Restaurants flash their menus to patrons on tablets while hospitals are using them to access patient charts and medical records. But do these tablets have a long term place in the business world? With their price tag, can they prove a real return on the investment? Here we look at some of the pros and cons of buying and using a tablet for business use.
Pros – • Smaller in size, they are almost similar in dimensions to a magazine. And as they are lighter, tablets are portable and can be easily carried around in a handbag or a briefcase.
• They’re great tools for accessing presentations, word documents, surfing the web, checking e-mail on the go, updating Facebook, tweeting, video chatting, playing games, reading digital magazines and books, and enjoying movies and music.

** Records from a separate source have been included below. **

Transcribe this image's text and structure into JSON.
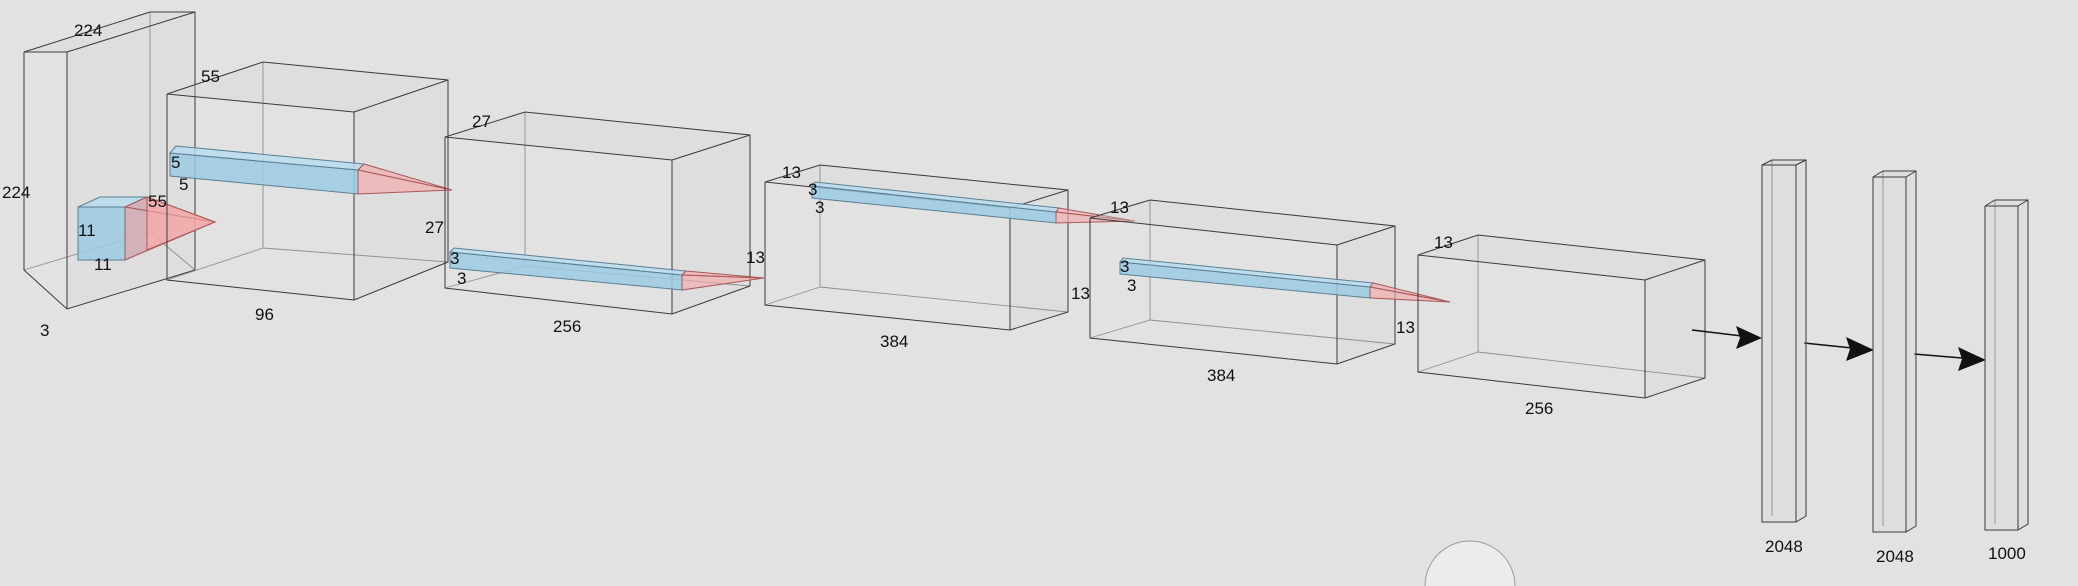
{
  "layers": [
    {
      "id": "input",
      "height_label": "224",
      "width_label": "224",
      "depth_label": "3"
    },
    {
      "id": "conv1",
      "size_label": "55",
      "size_label_2": "27",
      "depth_label": "96"
    },
    {
      "id": "conv2",
      "size_label": "27",
      "size_label_2": "13",
      "depth_label": "256"
    },
    {
      "id": "conv3",
      "size_label": "13",
      "size_label_2": "13",
      "depth_label": "384"
    },
    {
      "id": "conv4",
      "size_label": "13",
      "size_label_2": "13",
      "depth_label": "384"
    },
    {
      "id": "conv5",
      "size_label": "13",
      "depth_label": "256"
    },
    {
      "id": "fc6",
      "units_label": "2048"
    },
    {
      "id": "fc7",
      "units_label": "2048"
    },
    {
      "id": "fc8",
      "units_label": "1000"
    }
  ],
  "kernels": [
    {
      "id": "k1",
      "a": "11",
      "b": "11",
      "target": "55"
    },
    {
      "id": "k2",
      "a": "5",
      "b": "5"
    },
    {
      "id": "k3",
      "a": "3",
      "b": "3"
    },
    {
      "id": "k4",
      "a": "3",
      "b": "3"
    },
    {
      "id": "k5",
      "a": "3",
      "b": "3"
    }
  ]
}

• These devices turn on instantly and tend to last longer on a fully charged battery. The battery life advantage also extends to standby time. If not used for days, they will still have considerable battery left.
• Versatility is another quality that tablets demonstrate with availability of more compatible business-friendly apps. There’s the iWork suite for the iPad, as well as Documents to Go and Quickoffice. Similar options are available for Android-based tablets. Furthermore, storage capacity is not much of an issue anymore thanks to cloud-based services such as Dropbox and iCloud.

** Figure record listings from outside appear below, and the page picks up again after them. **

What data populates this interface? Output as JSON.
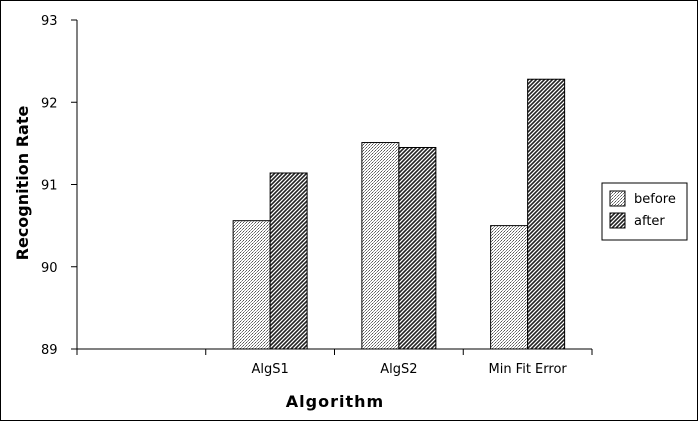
{
  "chart_data": {
    "type": "bar",
    "categories": [
      "",
      "AlgS1",
      "AlgS2",
      "Min Fit Error"
    ],
    "series": [
      {
        "name": "before",
        "values": [
          null,
          90.56,
          91.51,
          90.5
        ]
      },
      {
        "name": "after",
        "values": [
          null,
          91.14,
          91.45,
          92.28
        ]
      }
    ],
    "xlabel": "Algorithm",
    "ylabel": "Recognition Rate",
    "ylim": [
      89,
      93
    ],
    "yticks": [
      "89",
      "90",
      "91",
      "92",
      "93"
    ],
    "grid": false,
    "legend_position": "right",
    "fill_patterns": [
      "light-dotted",
      "dark-diagonal"
    ]
  }
}
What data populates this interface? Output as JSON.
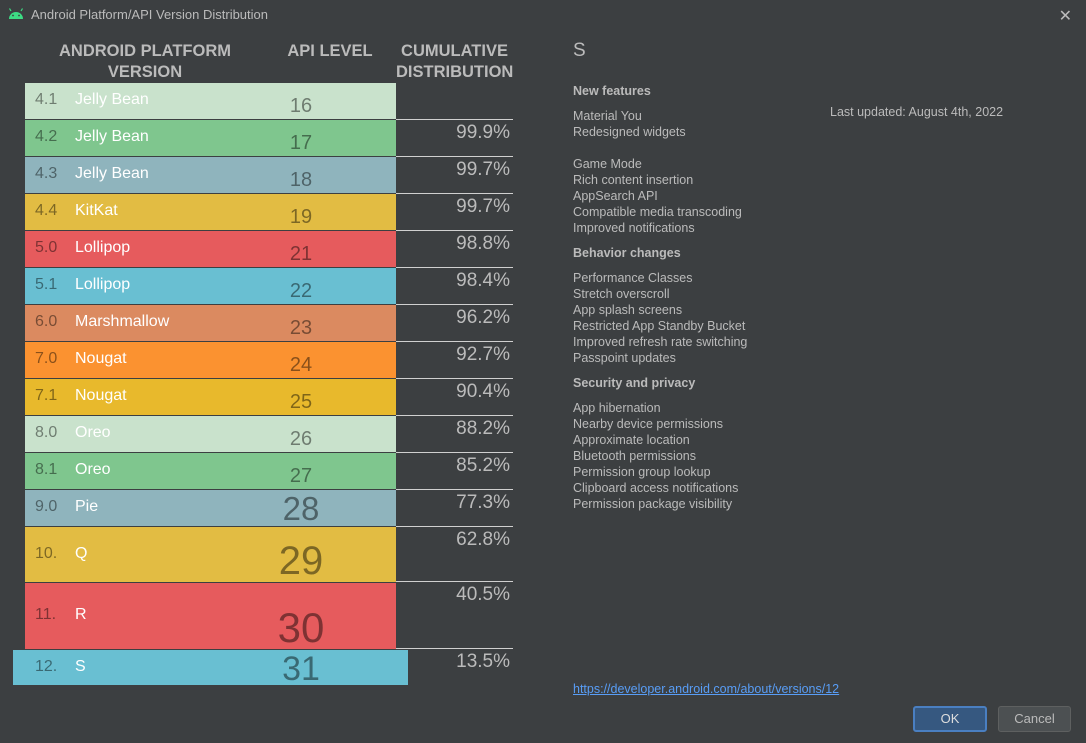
{
  "window": {
    "title": "Android Platform/API Version Distribution",
    "close_glyph": "✕"
  },
  "table": {
    "headers": {
      "platform_line1": "ANDROID PLATFORM",
      "platform_line2": "VERSION",
      "api": "API LEVEL",
      "cumulative_line1": "CUMULATIVE",
      "cumulative_line2": "DISTRIBUTION"
    },
    "rows": [
      {
        "version": "4.1",
        "name": "Jelly Bean",
        "api": "16",
        "cumulative": "",
        "color": "#c9e2cc"
      },
      {
        "version": "4.2",
        "name": "Jelly Bean",
        "api": "17",
        "cumulative": "99.9%",
        "color": "#7fc68e"
      },
      {
        "version": "4.3",
        "name": "Jelly Bean",
        "api": "18",
        "cumulative": "99.7%",
        "color": "#8fb4bd"
      },
      {
        "version": "4.4",
        "name": "KitKat",
        "api": "19",
        "cumulative": "99.7%",
        "color": "#e2bc43"
      },
      {
        "version": "5.0",
        "name": "Lollipop",
        "api": "21",
        "cumulative": "98.8%",
        "color": "#e65b5d"
      },
      {
        "version": "5.1",
        "name": "Lollipop",
        "api": "22",
        "cumulative": "98.4%",
        "color": "#69bfd2"
      },
      {
        "version": "6.0",
        "name": "Marshmallow",
        "api": "23",
        "cumulative": "96.2%",
        "color": "#db8a60"
      },
      {
        "version": "7.0",
        "name": "Nougat",
        "api": "24",
        "cumulative": "92.7%",
        "color": "#fb9230"
      },
      {
        "version": "7.1",
        "name": "Nougat",
        "api": "25",
        "cumulative": "90.4%",
        "color": "#e8b92c"
      },
      {
        "version": "8.0",
        "name": "Oreo",
        "api": "26",
        "cumulative": "88.2%",
        "color": "#c9e2cc"
      },
      {
        "version": "8.1",
        "name": "Oreo",
        "api": "27",
        "cumulative": "85.2%",
        "color": "#7fc68e"
      },
      {
        "version": "9.0",
        "name": "Pie",
        "api": "28",
        "cumulative": "77.3%",
        "color": "#8fb4bd"
      },
      {
        "version": "10.",
        "name": "Q",
        "api": "29",
        "cumulative": "62.8%",
        "color": "#e2bc43"
      },
      {
        "version": "11.",
        "name": "R",
        "api": "30",
        "cumulative": "40.5%",
        "color": "#e65b5d"
      },
      {
        "version": "12.",
        "name": "S",
        "api": "31",
        "cumulative": "13.5%",
        "color": "#69bfd2"
      }
    ]
  },
  "detail": {
    "version_title": "S",
    "last_updated": "Last updated: August 4th, 2022",
    "sections": [
      {
        "title": "New features",
        "groups": [
          [
            "Material You",
            "Redesigned widgets"
          ],
          [
            "Game Mode",
            "Rich content insertion",
            "AppSearch API",
            "Compatible media transcoding",
            "Improved notifications"
          ]
        ]
      },
      {
        "title": "Behavior changes",
        "groups": [
          [
            "Performance Classes",
            "Stretch overscroll",
            "App splash screens",
            "Restricted App Standby Bucket",
            "Improved refresh rate switching",
            "Passpoint updates"
          ]
        ]
      },
      {
        "title": "Security and privacy",
        "groups": [
          [
            "App hibernation",
            "Nearby device permissions",
            "Approximate location",
            "Bluetooth permissions",
            "Permission group lookup",
            "Clipboard access notifications",
            "Permission package visibility"
          ]
        ]
      }
    ],
    "link": "https://developer.android.com/about/versions/12"
  },
  "buttons": {
    "ok": "OK",
    "cancel": "Cancel"
  }
}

Cons – • They may have a durable body, but the touch screen display can be prone to damage if not handled with utmost care.
• For long-hour usage, working on a tablet is inconvenient with typing on the scrunched keyboard. Working long hours on spreadsheets, word documents and presentations on touch screen of a tablet may be cumbersome.
• USB support is almost nonexistent on most tablets. There is only 1 USB port to charge or sync to laptop/computer. There are no other USB ports or additional ports in case you need to plug into your pen drive, camera or printer. You cannot read DVDs or CDs either.
• Multitasking is a feature that most slates fail to provide. It’s difficult to switch between applications and see all of your open apps at once.
• Though tablets have access to lots of apps, they cannot compete with the volume of productivity programs and business software that are installed on laptops. There is no MS Office app yet available, hence full functional apps such as word processing and spreadsheets are major pain points for a tablet.
• Tablets are not very useful without Internet – Same is the case with laptops or desktops. There will always be a need for Wi-Fi or 3G internet connectivity if you plan to check email on the go and download presentations, reports and other documents. This can again increase the amount you spend on the device. The above debate shows that tablets have a lot going for them but they do come with quite a few strings attached to them. Analyse your business needs before you think of investing in a tablet.